LEILA FADEL, BYLINE: The talks were delayed and then delayed again because Kerry was busy negotiating the Iran nuclear deal. That's a sign of just how much the U.S. relationship with Egypt has changed.
MICHAEL WAHID HANNA: Egypt is a lesser priority in a very tumultuous region.
FADEL: That's Michael Wahid Hanna of The Century Foundation. He says the U.S. has other regional priorities right now from the Iran deal to the rise of the self-declared Islamic State. And he says the U.S. realizes it has less influence on Egypt than it used to.
HANNA: All of these things have converged to produce a much less ambitious policy that's primarily focused on re-establishing a functional relationship.

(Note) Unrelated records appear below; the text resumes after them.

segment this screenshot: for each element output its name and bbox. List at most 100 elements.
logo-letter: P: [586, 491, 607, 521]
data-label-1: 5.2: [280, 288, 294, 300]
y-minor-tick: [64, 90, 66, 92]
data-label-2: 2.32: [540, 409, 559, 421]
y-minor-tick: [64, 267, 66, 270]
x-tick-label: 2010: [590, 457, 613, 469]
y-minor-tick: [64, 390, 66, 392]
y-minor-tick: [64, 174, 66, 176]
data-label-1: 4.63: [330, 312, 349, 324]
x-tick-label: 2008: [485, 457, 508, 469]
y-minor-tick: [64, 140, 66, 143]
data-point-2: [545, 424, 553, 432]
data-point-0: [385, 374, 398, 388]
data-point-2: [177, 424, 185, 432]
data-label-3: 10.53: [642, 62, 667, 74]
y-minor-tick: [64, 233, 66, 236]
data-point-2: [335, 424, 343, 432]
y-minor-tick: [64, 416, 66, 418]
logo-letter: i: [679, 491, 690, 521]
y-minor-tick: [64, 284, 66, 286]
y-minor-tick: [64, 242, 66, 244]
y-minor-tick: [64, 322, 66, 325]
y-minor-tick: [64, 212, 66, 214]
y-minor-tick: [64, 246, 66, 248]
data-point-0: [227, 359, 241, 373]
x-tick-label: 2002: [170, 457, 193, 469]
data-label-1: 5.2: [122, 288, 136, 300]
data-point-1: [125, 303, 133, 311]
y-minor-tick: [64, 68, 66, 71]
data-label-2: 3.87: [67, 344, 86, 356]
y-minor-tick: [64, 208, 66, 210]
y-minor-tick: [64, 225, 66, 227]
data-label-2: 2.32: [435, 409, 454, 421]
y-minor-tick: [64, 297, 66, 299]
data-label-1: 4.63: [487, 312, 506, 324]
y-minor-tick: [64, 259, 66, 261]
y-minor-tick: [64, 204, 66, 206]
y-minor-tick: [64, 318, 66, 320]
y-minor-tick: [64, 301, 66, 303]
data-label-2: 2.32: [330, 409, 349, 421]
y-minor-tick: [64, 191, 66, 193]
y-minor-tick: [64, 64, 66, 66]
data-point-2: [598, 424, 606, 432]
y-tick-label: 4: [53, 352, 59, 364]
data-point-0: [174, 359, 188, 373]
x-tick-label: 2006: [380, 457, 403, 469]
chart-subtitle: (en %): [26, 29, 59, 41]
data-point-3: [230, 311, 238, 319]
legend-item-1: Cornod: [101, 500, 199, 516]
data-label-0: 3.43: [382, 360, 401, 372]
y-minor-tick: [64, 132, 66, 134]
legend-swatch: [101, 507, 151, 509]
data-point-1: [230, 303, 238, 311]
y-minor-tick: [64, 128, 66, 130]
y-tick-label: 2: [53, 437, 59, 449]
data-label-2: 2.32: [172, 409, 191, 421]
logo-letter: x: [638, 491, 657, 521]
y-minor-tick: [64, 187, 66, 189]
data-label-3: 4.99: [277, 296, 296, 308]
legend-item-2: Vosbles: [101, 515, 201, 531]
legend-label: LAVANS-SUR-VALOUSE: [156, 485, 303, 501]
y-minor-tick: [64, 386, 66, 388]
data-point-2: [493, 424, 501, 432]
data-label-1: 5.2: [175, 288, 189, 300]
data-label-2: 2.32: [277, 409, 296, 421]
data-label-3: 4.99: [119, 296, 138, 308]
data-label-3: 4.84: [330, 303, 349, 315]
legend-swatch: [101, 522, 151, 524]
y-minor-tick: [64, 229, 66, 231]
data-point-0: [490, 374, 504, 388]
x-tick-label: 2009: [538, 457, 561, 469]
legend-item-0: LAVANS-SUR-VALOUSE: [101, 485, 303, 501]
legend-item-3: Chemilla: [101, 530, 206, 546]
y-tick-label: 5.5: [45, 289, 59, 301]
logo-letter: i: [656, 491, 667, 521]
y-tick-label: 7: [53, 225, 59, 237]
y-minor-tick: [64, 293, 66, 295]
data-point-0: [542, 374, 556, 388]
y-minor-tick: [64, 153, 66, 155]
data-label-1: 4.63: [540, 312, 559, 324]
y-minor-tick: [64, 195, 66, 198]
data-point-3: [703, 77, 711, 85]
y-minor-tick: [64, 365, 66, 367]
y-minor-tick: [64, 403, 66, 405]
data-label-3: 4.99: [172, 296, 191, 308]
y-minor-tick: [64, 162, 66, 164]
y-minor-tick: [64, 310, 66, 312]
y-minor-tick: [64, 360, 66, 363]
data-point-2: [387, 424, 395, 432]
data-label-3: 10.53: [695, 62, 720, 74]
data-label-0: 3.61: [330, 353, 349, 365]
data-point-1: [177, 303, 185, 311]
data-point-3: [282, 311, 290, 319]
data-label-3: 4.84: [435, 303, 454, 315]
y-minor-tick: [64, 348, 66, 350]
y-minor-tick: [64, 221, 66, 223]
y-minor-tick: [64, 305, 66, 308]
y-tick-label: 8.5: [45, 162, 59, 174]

FADEL: And that will be the focus of the talks on Sunday and Monday, to re-establish a functioning relationship. That means the U.S. wants a stable Arab ally in a region that's descending into chaos. In a report to Congress in May, the State Department said that a relationship with Egypt served national security interests, and military aid should be resumed despite what it called a negative trajectory on human rights. This week, several U.S. senators wrote a letter to Kerry, urging him to, quote, "make political reform, human rights and fundamental freedoms a central element of the agenda." They're worried that Egypt is not on a path to long-term stability, and Egyptian leaders will see the resumption of military aid as an endorsement of their policies. Egypt says the U.S. should back them because it's fighting terror and claims its crackdown on political opponents like the Muslim Brotherhood is part of that agenda. The Century Foundation's Michael Wahid Hanna says the U.S. would like to be able to point to at least a little progress on human rights.
HANNA: The Obama administration, at this point, wants to be able to justify the re-establishing of a more cooperative relationship with Egypt. And to do that, they really need to see some progress on issues like political prisoners, like political repression, like the treatment of civil society organizations.
FADEL: To do that, Hanna says, there needs to be some easing of political repression, something, he says, that shows this isn't a full-blown authoritarian relapse. In the lead up to Kerry's visit, the U.S. delivered eight F-16 jets. Leila Fadel, NPR News, Cairo.